Clinical trials would go ahead in five months, Van told me. The first phase would involve about twenty volunteers. She would be one of the first. If production stayed on schedule, her company could deliver a half-million doses by the end of the year.
When senior health officials in Geneva and Washington read Van’s comments on the front page of the
Washington Post
several weeks later, they were taken aback. The United States dispatched the health attaché at its Hanoi embassy to privately confront NIHE’s director and insist that Vietnam make good on its pledge to suspend the program. WHO officials made the same demand in public. Under duress, senior Vietnamese health officials sidetracked the vaccine program, and for a time Van’s drive for national self-sufficiency ran aground on the conflicting anxieties of rich and poor.
Finally, in early 2008, clinical trials began. It was the same vaccine, developed in monkey kidney cells. And it was initially tested, as long planned, on researchers at the institute, ten in all. Then the vaccine was tested on what Vietnamese officials described as thirty student volunteers at the country’s Military Medical Institute, with larger trials planned. “Good results,” Van reported. Her institute planned to start mass production by late 2009. Each dose would cost 30,000 Vietnamese dong, or a mere $1.80.

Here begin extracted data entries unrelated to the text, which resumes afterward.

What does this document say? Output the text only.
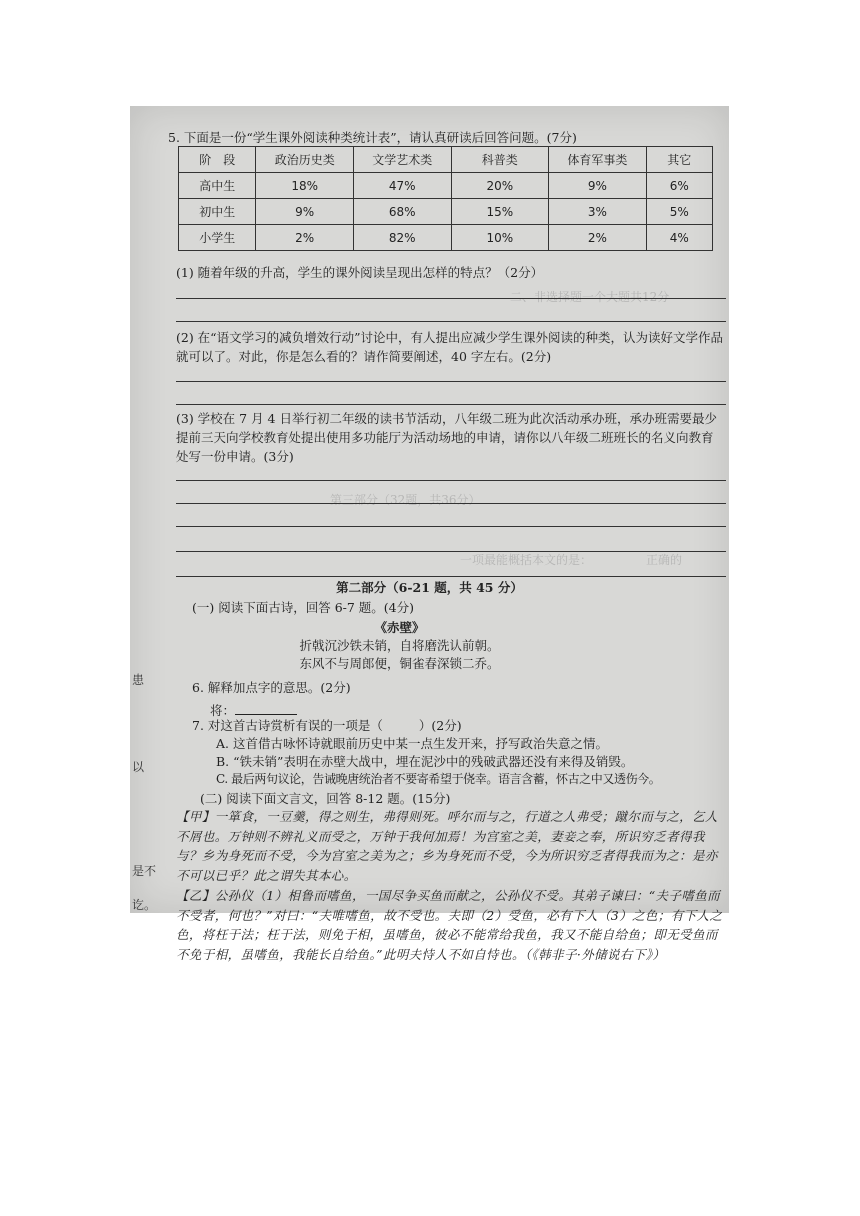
二、非选择题一个大题共12分
第三部分（32题，共36分）
一项最能概括本文的是：　　　　　正确的
5. 下面是一份“学生课外阅读种类统计表”，请认真研读后回答问题。(7分)
阶　段	政治历史类	文学艺术类	科普类	体育军事类	其它
高中生	18%	47%	20%	9%	6%
初中生	9%	68%	15%	3%	5%
小学生	2%	82%	10%	2%	4%
(1) 随着年级的升高，学生的课外阅读呈现出怎样的特点？（2分）
(2) 在“语文学习的减负增效行动”讨论中，有人提出应减少学生课外阅读的种类，认为读好文学作品就可以了。对此，你是怎么看的？请作简要阐述，40 字左右。(2分)
(3) 学校在 7 月 4 日举行初二年级的读书节活动，八年级二班为此次活动承办班，承办班需要最少提前三天向学校教育处提出使用多功能厅为活动场地的申请，请你以八年级二班班长的名义向教育处写一份申请。(3分)
第二部分（6-21 题，共 45 分）
(一) 阅读下面古诗，回答 6-7 题。(4分)
《赤壁》
折戟沉沙铁未销，自将磨洗认前朝。
东风不与周郎便，铜雀春深锁二乔。
6. 解释加点字的意思。(2分)
将：
7. 对这首古诗赏析有误的一项是（	）(2分)
A. 这首借古咏怀诗就眼前历史中某一点生发开来，抒写政治失意之情。
B. “铁未销”表明在赤壁大战中，埋在泥沙中的残破武器还没有来得及销毁。
C. 最后两句议论，告诫晚唐统治者不要寄希望于侥幸。语言含蓄，怀古之中又透伤今。
(二) 阅读下面文言文，回答 8-12 题。(15分)
【甲】一箪食，一豆羹，得之则生，弗得则死。呼尔而与之，行道之人弗受；蹴尔而与之，乞人不屑也。万钟则不辨礼义而受之，万钟于我何加焉！为宫室之美，妻妾之奉，所识穷乏者得我与？乡为身死而不受，今为宫室之美为之；乡为身死而不受，今为所识穷乏者得我而为之：是亦不可以已乎？此之谓失其本心。
【乙】公孙仪（1）相鲁而嗜鱼，一国尽争买鱼而献之，公孙仪不受。其弟子谏曰：“夫子嗜鱼而不受者，何也？”对曰：“夫唯嗜鱼，故不受也。夫即（2）受鱼，必有下人（3）之色；有下人之色，将枉于法；枉于法，则免于相，虽嗜鱼，彼必不能常给我鱼，我又不能自给鱼；即无受鱼而不免于相，虽嗜鱼，我能长自给鱼。”此明夫恃人不如自恃也。（《韩非子·外储说右下》）
患
以
是不
讫。
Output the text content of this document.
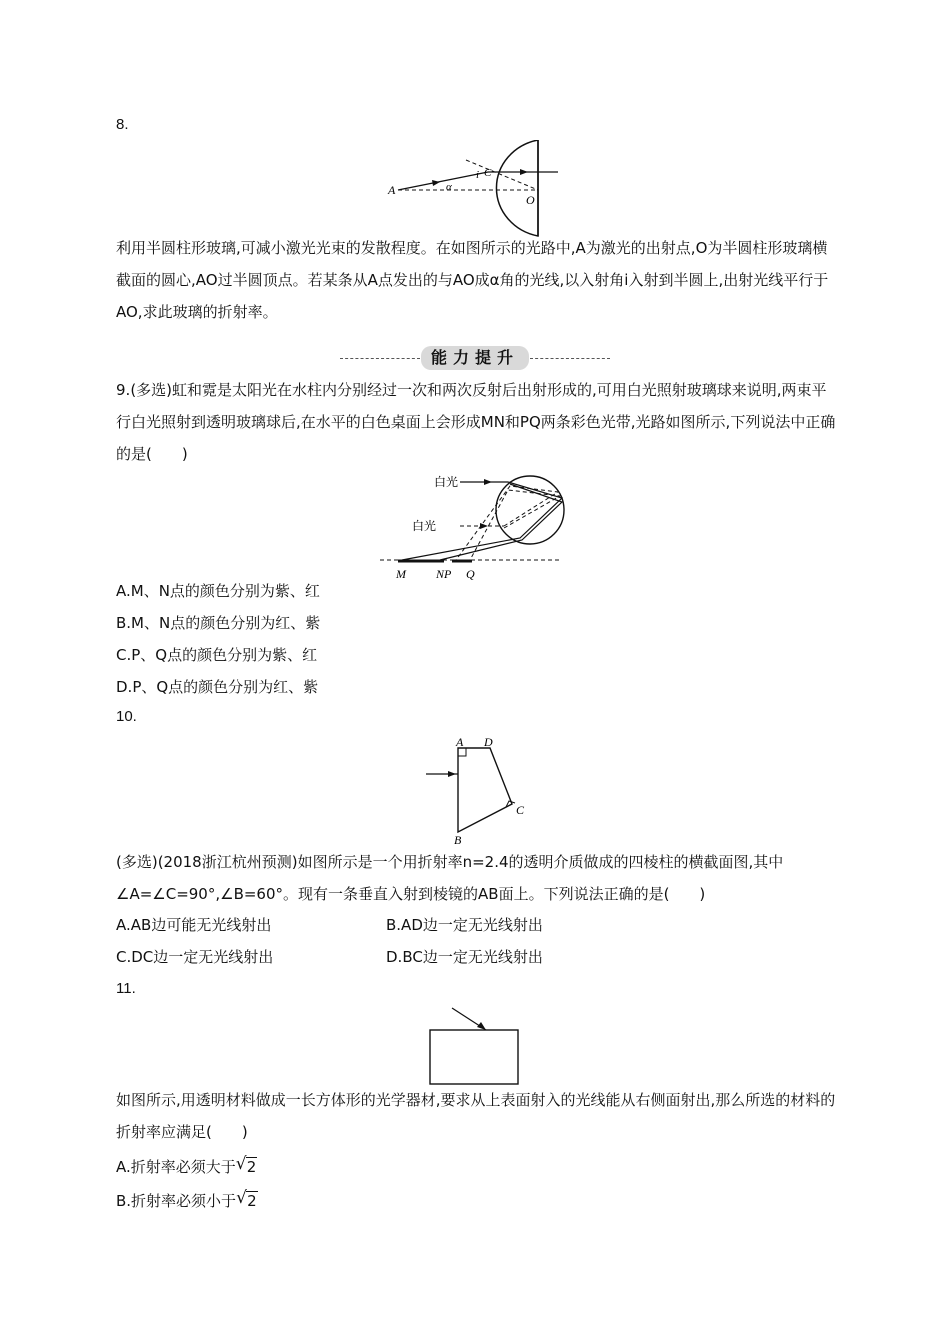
8.
A	α
i C
O
利用半圆柱形玻璃,可减小激光光束的发散程度。在如图所示的光路中,A为激光的出射点,O为半圆柱形玻璃横截面的圆心,AO过半圆顶点。若某条从A点发出的与AO成α角的光线,以入射角i入射到半圆上,出射光线平行于AO,求此玻璃的折射率。
能力提升
9.(多选)虹和霓是太阳光在水柱内分别经过一次和两次反射后出射形成的,可用白光照射玻璃球来说明,两束平行白光照射到透明玻璃球后,在水平的白色桌面上会形成MN和PQ两条彩色光带,光路如图所示,下列说法中正确的是(　　)
白光
白光
M	NP Q
A.M、N点的颜色分别为紫、红
B.M、N点的颜色分别为红、紫
C.P、Q点的颜色分别为紫、红
D.P、Q点的颜色分别为红、紫
10.
A D
C
B
(多选)(2018浙江杭州预测)如图所示是一个用折射率n=2.4的透明介质做成的四棱柱的横截面图,其中∠A=∠C=90°,∠B=60°。现有一条垂直入射到棱镜的AB面上。下列说法正确的是(　　)
A.AB边可能无光线射出	B.AD边一定无光线射出
C.DC边一定无光线射出	D.BC边一定无光线射出
11.
如图所示,用透明材料做成一长方体形的光学器材,要求从上表面射入的光线能从右侧面射出,那么所选的材料的折射率应满足(　　)
A.折射率必须大于 √ 2
B.折射率必须小于 √ 2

If Van confronted global inequities with determination and forbearance, Indonesia’s Siti Fadilah Supari was far less patient. And on a crisp Geneva morning on a climactic day in 2007, Dr. Supari was
already running late. Her scheduled flight on a British airliner had been grounded. But she had been lucky enough to find a later flight to Geneva, this one on Lufthansa. She had flown through the night and, once on the ground, had to wait again, this time for nearly everyone else on board to file out. There had only been room for her at the very back of the plane, even though she was a cabinet member from the world’s fourth-largest country.